High cases of teen pregnancy worry at 27.6 per cent

By , January 18, 2023

Teenage pregnancy is still alarmingly high, with an average of 27.6 per cent in 10 vulnerable counties, Samburu leading.

This was described yesterday as worrying, with statistics showing the number of sexually active unmarried women aged 15-49 years, about 70 per cent, were using contraceptives, and 59 per cent of them were on modern methods.

In the latest Kenya Demographic Health Survey (KDHS) done last year, girls aged between 15 and 19 in Samburu county recorded 50 per cent pregnancy out of a national average of 15 per cent, the highest in the country.

“Teenage pregnancy among girls aged 15- 19 decreases with an increase in education levels,” Kenya National Bureau of Statistics acting Director General MacDonald Obudho said at Kenya International Convention Centre (KICC) where the latest statistics were released. Kenya has the third highest teen pregnancies globally, where one in every five adolescents aged 15-19 are already mothers or pregnant with their first child.

In the survey, it emerged the percentage of women aged 15-19 who have been pregnant increases with age, from three per cent among those aged 15 to 31 per cent among 19-year-olds.

Illiteracy factor

It also indicated that about four in 10 women, aged 15–19, who have no education, have been pregnant, compared with only 5 per cent of women with secondary education.

This is well represented in the fact that teenage women in the lowest wealth quintile are more likely to have been pregnant than women n in the highest wealth quintile.

“The percentage of women who have ever been pregnant decreases from 21 percent among those in the lowest wealth quintile to 8 per cent among those in the highest wealth quintile,” the survey’s key indicators captured in a draft of the main report to be launched in March shows.
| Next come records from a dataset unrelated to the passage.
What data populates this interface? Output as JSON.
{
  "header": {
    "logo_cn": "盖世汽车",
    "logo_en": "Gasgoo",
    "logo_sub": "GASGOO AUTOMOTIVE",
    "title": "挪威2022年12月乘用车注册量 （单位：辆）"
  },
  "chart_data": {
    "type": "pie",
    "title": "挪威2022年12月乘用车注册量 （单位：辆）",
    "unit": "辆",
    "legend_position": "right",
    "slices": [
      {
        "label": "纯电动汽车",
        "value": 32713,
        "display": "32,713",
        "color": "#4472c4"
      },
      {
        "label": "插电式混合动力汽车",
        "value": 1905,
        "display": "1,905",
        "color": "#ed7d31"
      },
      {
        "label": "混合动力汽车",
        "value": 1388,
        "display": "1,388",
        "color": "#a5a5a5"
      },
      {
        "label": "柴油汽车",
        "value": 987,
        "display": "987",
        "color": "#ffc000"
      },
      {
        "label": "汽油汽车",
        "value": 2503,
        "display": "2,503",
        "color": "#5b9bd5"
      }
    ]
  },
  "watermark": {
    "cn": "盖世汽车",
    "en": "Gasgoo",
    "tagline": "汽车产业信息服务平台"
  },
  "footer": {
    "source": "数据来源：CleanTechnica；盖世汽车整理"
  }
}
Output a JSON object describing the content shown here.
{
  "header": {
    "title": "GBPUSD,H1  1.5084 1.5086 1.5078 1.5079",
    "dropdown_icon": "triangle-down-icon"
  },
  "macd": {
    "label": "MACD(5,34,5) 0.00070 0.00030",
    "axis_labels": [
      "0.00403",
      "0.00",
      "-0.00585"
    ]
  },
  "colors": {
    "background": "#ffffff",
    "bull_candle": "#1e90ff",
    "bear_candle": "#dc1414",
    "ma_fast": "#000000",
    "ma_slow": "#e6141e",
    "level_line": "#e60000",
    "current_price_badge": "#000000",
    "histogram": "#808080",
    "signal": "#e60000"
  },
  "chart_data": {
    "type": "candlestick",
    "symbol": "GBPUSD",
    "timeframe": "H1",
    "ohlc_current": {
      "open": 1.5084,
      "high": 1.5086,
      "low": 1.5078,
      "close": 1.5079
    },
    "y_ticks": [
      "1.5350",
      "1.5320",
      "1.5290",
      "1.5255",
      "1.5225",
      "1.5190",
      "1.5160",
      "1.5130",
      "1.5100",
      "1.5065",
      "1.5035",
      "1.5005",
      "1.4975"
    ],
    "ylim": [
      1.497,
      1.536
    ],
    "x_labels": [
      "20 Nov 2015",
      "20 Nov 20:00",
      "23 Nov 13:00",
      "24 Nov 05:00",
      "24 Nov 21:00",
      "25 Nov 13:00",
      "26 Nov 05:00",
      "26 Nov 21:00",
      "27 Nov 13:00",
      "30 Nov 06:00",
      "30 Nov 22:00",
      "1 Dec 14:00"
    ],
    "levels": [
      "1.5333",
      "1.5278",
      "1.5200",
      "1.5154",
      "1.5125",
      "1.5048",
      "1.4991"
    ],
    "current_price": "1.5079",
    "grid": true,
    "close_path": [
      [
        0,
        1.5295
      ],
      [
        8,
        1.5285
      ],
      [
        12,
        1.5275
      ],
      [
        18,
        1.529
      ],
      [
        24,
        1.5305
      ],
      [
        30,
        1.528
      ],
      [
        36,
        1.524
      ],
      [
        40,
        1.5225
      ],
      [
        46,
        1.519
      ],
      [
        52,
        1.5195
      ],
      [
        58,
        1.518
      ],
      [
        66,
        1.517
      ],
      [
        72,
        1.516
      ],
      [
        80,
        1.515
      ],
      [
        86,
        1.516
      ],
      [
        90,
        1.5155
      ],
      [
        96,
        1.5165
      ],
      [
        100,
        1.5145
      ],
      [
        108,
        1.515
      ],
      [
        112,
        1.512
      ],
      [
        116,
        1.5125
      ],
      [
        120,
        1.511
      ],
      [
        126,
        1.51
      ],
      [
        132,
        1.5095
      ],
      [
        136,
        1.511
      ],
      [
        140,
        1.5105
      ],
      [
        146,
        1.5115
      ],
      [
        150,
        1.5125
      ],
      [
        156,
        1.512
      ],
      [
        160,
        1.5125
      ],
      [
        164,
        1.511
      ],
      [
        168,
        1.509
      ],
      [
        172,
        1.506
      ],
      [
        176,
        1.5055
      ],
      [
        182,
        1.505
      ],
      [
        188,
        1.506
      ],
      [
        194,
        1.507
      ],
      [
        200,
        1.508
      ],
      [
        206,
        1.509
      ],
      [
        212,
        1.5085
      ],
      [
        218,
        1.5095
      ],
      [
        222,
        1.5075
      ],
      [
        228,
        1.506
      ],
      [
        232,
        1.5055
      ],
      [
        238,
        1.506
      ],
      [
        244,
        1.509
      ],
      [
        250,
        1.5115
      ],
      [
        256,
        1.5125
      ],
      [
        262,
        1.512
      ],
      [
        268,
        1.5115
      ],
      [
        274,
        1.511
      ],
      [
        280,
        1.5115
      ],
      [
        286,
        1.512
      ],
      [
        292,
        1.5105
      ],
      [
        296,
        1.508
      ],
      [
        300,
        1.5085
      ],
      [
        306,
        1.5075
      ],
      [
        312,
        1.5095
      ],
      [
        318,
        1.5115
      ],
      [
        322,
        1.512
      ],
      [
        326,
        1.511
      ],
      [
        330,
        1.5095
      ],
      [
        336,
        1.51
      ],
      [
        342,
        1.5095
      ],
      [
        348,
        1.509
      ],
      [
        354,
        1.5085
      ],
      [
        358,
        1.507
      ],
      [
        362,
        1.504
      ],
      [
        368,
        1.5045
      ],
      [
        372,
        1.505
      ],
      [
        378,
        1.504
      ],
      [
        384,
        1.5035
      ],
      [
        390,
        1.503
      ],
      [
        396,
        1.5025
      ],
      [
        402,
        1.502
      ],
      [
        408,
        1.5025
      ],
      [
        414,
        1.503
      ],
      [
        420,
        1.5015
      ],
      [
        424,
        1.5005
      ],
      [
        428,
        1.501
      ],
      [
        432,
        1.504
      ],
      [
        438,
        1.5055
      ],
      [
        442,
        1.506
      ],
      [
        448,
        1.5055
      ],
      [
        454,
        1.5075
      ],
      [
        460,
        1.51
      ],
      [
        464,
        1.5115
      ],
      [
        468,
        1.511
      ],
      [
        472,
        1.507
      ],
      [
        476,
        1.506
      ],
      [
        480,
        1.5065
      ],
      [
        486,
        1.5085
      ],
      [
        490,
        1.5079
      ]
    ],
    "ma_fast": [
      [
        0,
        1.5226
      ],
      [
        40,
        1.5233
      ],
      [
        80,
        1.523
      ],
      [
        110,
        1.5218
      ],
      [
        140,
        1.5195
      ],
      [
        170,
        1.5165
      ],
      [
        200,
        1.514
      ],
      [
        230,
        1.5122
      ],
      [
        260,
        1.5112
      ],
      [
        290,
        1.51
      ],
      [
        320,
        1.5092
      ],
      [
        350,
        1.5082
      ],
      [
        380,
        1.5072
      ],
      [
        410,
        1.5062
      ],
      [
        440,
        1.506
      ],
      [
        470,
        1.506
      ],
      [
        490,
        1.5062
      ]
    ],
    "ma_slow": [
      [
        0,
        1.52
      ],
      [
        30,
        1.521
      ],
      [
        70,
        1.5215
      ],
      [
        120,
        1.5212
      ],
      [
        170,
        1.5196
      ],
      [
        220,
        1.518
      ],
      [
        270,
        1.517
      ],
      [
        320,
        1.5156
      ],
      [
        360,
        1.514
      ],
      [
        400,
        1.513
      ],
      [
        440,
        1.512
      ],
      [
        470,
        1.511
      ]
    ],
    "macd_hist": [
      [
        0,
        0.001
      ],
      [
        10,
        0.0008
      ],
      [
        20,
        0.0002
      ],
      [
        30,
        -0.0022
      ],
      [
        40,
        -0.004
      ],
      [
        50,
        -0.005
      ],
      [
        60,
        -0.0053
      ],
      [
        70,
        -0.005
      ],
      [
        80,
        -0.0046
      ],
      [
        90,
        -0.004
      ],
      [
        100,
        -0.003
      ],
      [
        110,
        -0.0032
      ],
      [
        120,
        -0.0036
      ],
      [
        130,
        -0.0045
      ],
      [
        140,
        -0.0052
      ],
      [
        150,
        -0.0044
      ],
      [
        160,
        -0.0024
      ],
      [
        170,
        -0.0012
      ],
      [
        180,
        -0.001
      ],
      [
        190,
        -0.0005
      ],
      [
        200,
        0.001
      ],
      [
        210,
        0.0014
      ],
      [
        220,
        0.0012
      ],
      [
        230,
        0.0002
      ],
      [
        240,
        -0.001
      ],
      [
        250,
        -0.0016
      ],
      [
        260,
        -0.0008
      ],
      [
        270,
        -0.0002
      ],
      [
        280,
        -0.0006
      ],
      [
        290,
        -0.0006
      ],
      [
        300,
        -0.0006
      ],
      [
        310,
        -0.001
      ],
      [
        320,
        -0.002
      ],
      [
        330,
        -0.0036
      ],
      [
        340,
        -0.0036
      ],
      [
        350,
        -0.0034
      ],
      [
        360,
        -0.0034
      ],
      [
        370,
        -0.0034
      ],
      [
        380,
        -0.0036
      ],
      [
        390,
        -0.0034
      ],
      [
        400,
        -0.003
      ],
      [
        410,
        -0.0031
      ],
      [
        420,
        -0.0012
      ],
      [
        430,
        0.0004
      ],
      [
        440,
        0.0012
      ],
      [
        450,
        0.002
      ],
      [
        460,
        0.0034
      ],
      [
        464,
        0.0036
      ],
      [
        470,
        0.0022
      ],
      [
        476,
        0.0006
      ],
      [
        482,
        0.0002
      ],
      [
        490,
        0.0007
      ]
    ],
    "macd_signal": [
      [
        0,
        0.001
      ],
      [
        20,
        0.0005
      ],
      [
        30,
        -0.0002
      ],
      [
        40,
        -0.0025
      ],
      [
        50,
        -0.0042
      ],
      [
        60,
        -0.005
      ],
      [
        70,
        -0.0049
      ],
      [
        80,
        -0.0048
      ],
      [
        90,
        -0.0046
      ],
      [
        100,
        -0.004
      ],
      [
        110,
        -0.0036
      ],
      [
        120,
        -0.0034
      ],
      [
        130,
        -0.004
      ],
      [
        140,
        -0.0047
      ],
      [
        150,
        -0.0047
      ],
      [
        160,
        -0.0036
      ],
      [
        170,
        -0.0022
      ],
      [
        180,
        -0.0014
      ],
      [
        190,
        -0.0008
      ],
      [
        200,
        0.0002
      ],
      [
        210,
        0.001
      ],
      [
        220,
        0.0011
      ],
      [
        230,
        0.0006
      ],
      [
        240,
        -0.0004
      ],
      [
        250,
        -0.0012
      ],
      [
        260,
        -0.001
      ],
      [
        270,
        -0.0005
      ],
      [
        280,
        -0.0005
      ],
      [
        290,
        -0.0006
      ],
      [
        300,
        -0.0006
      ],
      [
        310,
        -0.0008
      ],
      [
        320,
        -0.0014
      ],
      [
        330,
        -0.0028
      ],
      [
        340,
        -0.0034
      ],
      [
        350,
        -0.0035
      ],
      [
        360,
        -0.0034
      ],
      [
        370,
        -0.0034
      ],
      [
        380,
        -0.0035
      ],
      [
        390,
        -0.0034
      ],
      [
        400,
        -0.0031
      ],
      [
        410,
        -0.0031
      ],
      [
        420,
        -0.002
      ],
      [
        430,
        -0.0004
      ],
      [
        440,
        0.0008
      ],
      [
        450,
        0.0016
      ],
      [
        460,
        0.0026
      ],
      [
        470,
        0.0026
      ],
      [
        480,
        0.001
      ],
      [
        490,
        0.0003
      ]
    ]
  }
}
Samburu County shocked the country last year with an internal report showing that an average of over 800 teenagers had become pregnant in just three months, between January and March. It was reported then that at least 10 underage girls became pregnant in the county daily between January and March 2022.

Nine other counties came hot on the heels of Samburu, with the highest teenage pregnancy in the country. The counties included West Pokot (36 per cent), Marsabit (29), Narok (28), Meru (24), while Homa Bay and Migori had 23 each.

Targeted approach Kajiado followed with 22 per cent, Siaya (21), and Baringo (20), while Nyeri and Nyandarua both recorded 5 per cent.

Yesterday, various stakeholders including donors called for a concerted and targeted approach to deal with the issue, with others urged county governments to work hard to bring down these numbers.

“We are calling on counties where the problem of teenage pregnancy is prevalent, to get down to work to alleviate this challenge,” Obudho said.

The teenage pregnancy and motherhood rates in Kenya stand at 18 percent, implying that about one in every five teenage girls between the ages of 15-19 years, have either had a live birth or are pregnant with their first child.

However, he noted, the fertility level trends were declining, recording 3.4 per cent in 2022 from 3.9 per cent in 2014 when the last KDHS was done.

“About half (47 per cent) of currently married women aged 15-49 want to have another child soon or later; 17 per cent want to have another child soon, and 30 per cent want to wait at least two years,” the survey indicates.

Further, the survey shows that more than four in 10 currently married women want to limit childbearing. Kenya is among African countries struggling, with the triple threat of new HIV infections, genderbased violence and pregnancy among adolescents.